I’ve seen a lot of confusion over MoCA and DECA in various forums recently, so I thought it was worth addressing. Mostly people saying that DirecTV uses ‘DECA’ and not MoCA, and they’re not compatible. This is both correct and incorrect.
MoCA is a standard for networking over coaxial cables in the home, set by the Multimedia over Coaxial Alliance. The standard takes its name from the group, like ATSC. For purposes of this post, MoCA is a standard.
DECA is DirecTV Ethernet-to-Coaxial Adapter. It is a piece of hardware. Not a standard.
So what is it hardware for? Simple – MoCA. Yes, DirecTV uses MoCA. The DECA is just the adapter needed to connect an DirecTV receivers Cat5 Ethernet port to the MoCA coaxial network.

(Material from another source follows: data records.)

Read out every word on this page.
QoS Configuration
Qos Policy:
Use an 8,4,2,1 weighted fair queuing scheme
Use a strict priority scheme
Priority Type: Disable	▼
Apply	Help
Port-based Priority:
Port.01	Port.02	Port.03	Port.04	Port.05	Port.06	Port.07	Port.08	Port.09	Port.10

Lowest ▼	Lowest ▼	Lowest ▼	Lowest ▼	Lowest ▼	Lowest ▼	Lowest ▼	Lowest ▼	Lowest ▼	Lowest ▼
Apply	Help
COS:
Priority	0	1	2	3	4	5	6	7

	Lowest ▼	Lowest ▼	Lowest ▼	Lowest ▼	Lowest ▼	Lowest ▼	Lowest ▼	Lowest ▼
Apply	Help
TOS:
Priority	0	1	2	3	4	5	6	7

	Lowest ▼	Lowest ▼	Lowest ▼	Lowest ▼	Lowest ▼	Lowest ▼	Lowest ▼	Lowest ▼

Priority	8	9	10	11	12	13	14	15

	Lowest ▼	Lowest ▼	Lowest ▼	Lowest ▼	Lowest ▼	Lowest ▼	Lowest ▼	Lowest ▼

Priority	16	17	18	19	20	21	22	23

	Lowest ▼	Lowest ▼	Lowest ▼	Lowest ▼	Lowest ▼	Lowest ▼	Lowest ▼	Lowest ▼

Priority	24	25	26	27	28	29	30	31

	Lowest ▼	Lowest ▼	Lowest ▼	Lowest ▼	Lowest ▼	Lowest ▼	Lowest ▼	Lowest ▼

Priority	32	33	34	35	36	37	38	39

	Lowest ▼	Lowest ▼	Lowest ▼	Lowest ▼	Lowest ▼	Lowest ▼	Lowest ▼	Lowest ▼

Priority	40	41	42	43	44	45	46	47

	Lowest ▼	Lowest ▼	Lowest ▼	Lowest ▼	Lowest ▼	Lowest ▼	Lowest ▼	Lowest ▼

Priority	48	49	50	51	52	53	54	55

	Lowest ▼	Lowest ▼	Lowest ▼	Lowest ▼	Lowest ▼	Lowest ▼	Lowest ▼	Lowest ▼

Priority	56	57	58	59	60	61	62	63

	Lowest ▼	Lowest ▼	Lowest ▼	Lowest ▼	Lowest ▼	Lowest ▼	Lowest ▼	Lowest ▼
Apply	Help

Great, so if DirecTV uses MoCA and cable uses MoCA, it’s all good, right? Not quite. The MoCA Blog explained things well a year ago:
MoCA has specified 2 frequency bands at which the network can be operated: High-RF MoCA for Cable MSOs and Verizon FiOS from 850-1500 MHz, and Mid-RF MoCA for DirecTV from 500-850 MHz. Our more advanced readers may recognize that cable TV broadcasts below 850 MHz on the coax and satellite TV broadcasts above 950 MHz, hence the need for MoCA to avoid interfering with current signals on the line and 2 separate RF bands. Both versions of MoCA are being deployed primarily to enable the Multi-Room DVR feature available from all the major Pay TV providers.
So yes, it is all MoCA, but it is MoCA using two different frequency bands. So a DirecTV MoCA network will not interoperate with a a cable MoCA network. And you can run them over the same coax – cable MoCA would conflict with DirecTV’s video signal, and DirecTV MoCA would conflict with cable’s video signal. So if you’re running DirecTV over your home coax and you want to connect other devices to your MoCA network, such as a gaming console, you’ll need a DECA for that as well as you need mid-range MoCA.